Cada retrato é um gesto de confiança mútua. Não há ensaio, nem repetição
O artista Vadim Klokoff observa e transforma, ao vivo, presença em imagem. Cada modelo que posa traz consigo uma vida, um instante, uma memória que se converte em traço, cor e expressão. Ao fim do processo, os retratos se reunirão em uma instalação coletiva, um verdadeiro mosaico de rostos e histórias, testemunho visual de um mês de conexões humanas. O resultado é uma obra em construção contínua, onde o que importa não é apenas o que se vê, mas o que se vive. Vadim, que começou sua carreira como músico, chegou ao Brasil em 1994, deu aula de fagote (instrumento de sopro), depois lançou álbuns e, em 2006, redescobriu a pintura, fazendo exposições regulares em várias cidades do país, seguindo vários estilos, como Surrealismo, Simbolismo e os retratos.

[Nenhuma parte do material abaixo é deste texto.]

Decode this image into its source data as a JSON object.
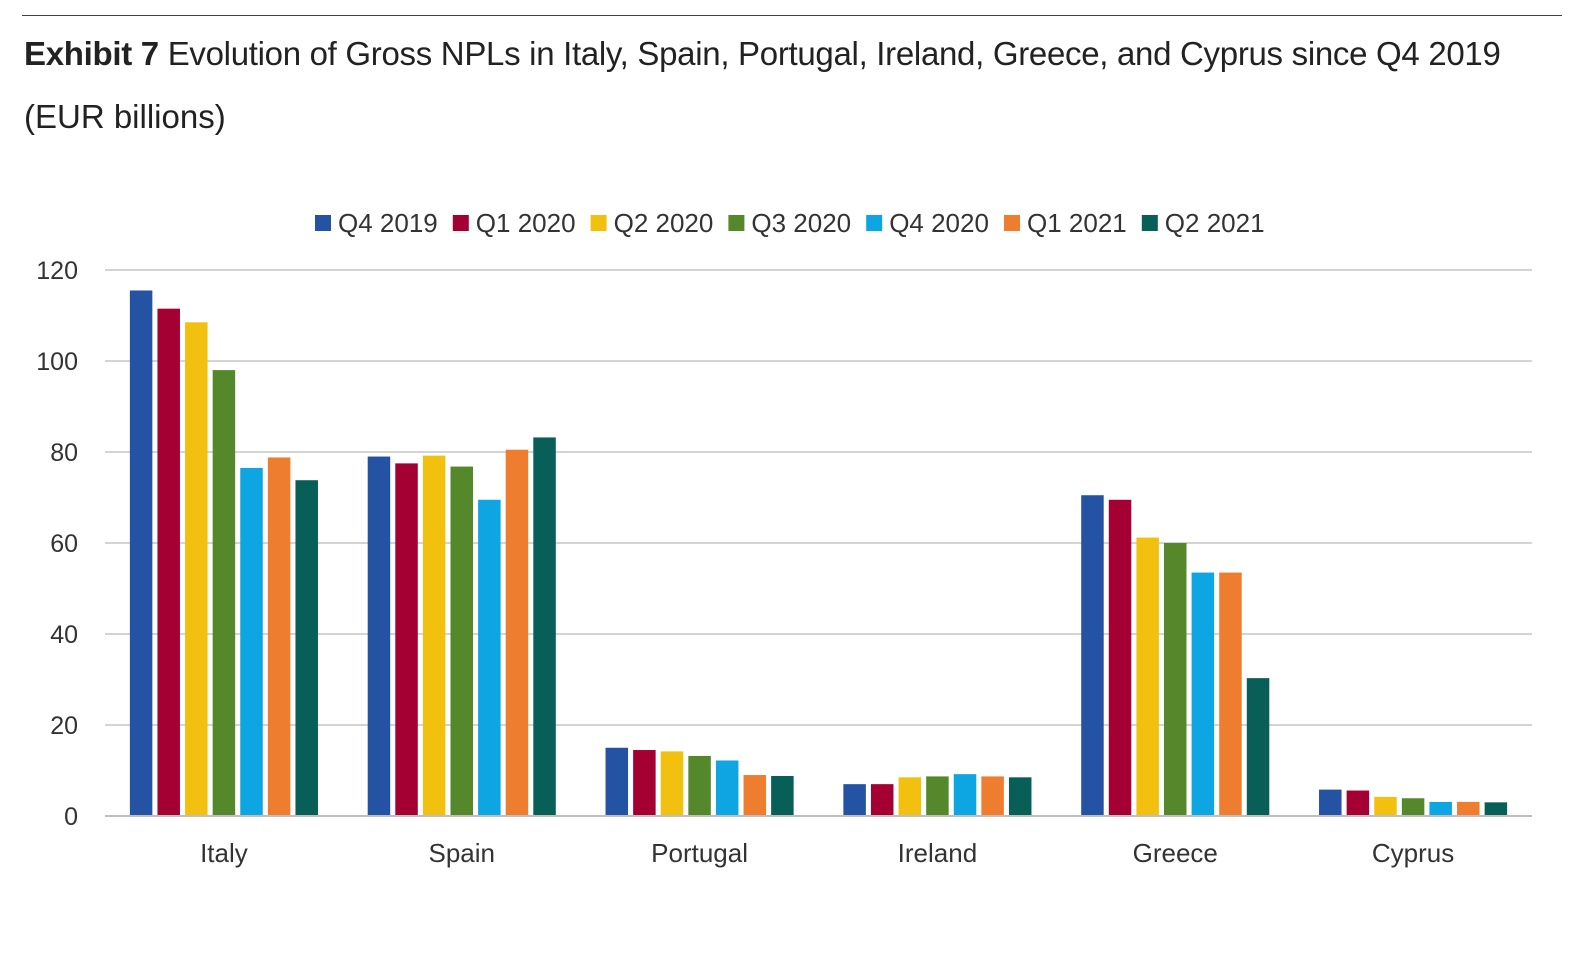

Denise Araripe: “A expectativa em torno da finissage, quando os retratos finalizados serão revelados, cria uma tensão palpável”
“O que será mostrado? Como esses retratos, frutos de um processo íntimo, refletirão a essência dos modelos e a visão de Klokoff? Assim, a performance de Klokoff não é apenas uma exibição de talento, mas uma celebração da arte como um ato de empatia e conexão. Em cada traço, em cada olhar, somos lembrados de que a arte tem o poder de nos unir, de nos fazer ver e ser vistos, e de nos convidar a participar de algo maior do que nós mesmos”, conclui Denise Araripe. Será um pacto de presença, em que o tempo desacelera e a imagem emerge como poesia visual.